Decree of 4/16 April 1833 On the Naval and Merchant Flags of the Kingdom

The Naval Flag (l'enseigne) of the Kingdom of Greece shall be as the attached design (unfortunately missing), it shall have five blue and four white horizontal stripes of equal width so arranged that the top and bottom stripes are blue and those in between alternately white and blue. In the upper hoist canton shall appear the emblem of our state, said emblem to occupy one-third of flag length and cover the topmost five stripes.

The pendant (la flamme banderolle) shall be blue, and shall bear a small blue cross in the upper corner.

The Royal Standard for use on Boats (l'étendard) shall be a white equilateral cross on a blue field, and shall bear the blue and white rhomboidal* stripes of Our Ancestral House in its centre.

The merchant flag shall bear nine blue and white horizontal stripes in the same manner as the naval, but is without the emblem of our state. Also, it is forbidden for merchant ships to fly the pendant.

Two items of interest here (aside from the date).
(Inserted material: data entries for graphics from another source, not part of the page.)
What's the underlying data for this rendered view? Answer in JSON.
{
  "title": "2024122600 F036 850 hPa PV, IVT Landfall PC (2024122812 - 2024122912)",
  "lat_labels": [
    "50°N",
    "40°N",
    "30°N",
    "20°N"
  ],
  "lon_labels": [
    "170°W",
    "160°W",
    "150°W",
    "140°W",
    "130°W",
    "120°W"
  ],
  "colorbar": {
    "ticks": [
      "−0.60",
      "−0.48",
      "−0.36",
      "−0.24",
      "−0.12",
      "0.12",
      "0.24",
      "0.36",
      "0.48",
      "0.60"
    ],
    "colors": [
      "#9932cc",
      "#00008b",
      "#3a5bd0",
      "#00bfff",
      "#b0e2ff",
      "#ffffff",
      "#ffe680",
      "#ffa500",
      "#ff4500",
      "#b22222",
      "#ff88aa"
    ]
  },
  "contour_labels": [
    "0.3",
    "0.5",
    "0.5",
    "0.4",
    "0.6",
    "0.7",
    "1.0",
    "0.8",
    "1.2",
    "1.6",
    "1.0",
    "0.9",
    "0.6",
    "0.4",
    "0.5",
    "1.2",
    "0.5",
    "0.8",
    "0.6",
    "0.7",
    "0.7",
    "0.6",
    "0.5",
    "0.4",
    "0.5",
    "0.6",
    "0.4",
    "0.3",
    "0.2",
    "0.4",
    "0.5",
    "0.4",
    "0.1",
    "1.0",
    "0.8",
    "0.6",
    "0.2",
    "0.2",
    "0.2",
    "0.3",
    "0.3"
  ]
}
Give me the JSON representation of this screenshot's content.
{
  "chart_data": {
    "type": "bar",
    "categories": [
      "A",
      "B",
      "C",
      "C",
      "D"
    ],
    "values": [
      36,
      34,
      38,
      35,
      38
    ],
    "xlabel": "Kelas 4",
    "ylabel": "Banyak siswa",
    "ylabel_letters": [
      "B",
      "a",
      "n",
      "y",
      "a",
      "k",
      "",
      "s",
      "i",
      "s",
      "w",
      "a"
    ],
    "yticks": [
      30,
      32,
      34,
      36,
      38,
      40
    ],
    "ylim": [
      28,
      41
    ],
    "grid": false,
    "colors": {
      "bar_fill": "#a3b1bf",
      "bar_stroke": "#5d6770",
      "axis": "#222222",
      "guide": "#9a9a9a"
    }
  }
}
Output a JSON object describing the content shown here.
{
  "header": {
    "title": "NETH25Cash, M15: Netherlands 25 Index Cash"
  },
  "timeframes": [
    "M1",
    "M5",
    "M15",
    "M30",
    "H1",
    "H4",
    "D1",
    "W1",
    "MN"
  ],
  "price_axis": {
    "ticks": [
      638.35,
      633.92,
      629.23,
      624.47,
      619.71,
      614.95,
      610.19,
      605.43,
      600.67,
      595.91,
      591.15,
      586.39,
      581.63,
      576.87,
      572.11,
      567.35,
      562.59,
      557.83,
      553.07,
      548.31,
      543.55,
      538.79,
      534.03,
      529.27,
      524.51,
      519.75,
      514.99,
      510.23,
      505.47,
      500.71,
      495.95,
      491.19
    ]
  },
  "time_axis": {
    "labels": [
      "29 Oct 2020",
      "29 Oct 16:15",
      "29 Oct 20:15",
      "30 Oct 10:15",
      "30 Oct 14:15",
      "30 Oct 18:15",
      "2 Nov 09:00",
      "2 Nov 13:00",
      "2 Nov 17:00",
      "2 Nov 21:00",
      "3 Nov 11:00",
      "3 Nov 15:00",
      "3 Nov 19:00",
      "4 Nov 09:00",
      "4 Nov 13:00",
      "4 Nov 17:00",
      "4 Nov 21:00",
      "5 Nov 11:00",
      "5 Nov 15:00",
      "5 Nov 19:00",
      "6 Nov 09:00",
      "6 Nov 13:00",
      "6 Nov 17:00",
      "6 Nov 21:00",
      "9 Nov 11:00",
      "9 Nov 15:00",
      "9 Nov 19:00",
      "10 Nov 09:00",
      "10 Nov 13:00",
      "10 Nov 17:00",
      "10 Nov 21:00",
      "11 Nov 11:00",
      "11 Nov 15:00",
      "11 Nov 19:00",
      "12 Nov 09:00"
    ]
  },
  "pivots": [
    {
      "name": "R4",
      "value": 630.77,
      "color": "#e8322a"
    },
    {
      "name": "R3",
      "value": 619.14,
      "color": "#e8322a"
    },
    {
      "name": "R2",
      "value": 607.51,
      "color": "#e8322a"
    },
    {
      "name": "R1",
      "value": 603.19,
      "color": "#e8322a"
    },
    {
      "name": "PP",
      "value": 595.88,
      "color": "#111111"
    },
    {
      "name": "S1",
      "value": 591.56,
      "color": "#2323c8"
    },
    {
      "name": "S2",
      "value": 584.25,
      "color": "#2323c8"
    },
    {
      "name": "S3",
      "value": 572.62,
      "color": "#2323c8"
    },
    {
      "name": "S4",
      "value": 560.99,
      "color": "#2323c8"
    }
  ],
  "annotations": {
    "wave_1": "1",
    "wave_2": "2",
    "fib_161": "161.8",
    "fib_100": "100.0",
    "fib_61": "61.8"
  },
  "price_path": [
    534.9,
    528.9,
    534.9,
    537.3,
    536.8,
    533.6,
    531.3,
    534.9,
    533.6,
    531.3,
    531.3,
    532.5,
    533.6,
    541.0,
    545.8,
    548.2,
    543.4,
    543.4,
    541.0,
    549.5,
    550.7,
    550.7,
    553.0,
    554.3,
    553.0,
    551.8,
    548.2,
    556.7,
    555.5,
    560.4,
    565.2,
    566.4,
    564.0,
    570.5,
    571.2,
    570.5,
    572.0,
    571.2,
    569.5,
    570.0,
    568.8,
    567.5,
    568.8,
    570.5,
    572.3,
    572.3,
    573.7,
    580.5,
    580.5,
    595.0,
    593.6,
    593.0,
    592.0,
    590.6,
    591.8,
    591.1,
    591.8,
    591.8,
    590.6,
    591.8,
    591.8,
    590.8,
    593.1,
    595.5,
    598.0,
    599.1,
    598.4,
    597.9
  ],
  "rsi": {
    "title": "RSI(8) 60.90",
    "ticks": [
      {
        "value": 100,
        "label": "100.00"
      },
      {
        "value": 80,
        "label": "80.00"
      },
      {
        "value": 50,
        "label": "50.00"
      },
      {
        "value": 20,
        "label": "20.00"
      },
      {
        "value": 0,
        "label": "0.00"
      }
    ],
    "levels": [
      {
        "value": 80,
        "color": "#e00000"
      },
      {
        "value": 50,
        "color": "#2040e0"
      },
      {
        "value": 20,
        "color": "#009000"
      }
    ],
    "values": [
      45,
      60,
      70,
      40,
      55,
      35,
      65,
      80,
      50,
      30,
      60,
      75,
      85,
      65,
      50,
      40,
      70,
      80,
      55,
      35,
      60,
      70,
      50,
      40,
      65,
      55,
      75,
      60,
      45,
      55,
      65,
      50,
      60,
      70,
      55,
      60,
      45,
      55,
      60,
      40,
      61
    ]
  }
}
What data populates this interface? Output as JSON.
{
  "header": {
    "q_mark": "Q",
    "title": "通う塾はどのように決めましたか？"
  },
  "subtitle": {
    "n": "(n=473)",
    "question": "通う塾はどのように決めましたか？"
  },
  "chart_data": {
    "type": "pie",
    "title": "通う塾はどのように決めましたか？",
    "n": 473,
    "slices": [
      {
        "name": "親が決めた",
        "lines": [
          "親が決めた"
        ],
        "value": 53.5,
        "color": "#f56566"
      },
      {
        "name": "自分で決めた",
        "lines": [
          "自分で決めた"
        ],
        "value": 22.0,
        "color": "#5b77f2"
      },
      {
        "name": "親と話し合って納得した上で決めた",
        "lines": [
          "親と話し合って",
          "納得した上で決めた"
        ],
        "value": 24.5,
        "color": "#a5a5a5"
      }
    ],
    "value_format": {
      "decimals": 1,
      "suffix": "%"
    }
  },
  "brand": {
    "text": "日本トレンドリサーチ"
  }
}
Firstly if made strictly according to law (and assuming proportions of 2:3) the canton of the Naval Ensign is not actually square; and secondly, this gives a merchant flag of nine stripes and no canton (which, if used at all, was certainly no longer in use in 1858).

Christopher Southworth, 20 March 2004

*The Bavarian lozenges are usually called "white and blue" and not "blue and white", which makes some difference.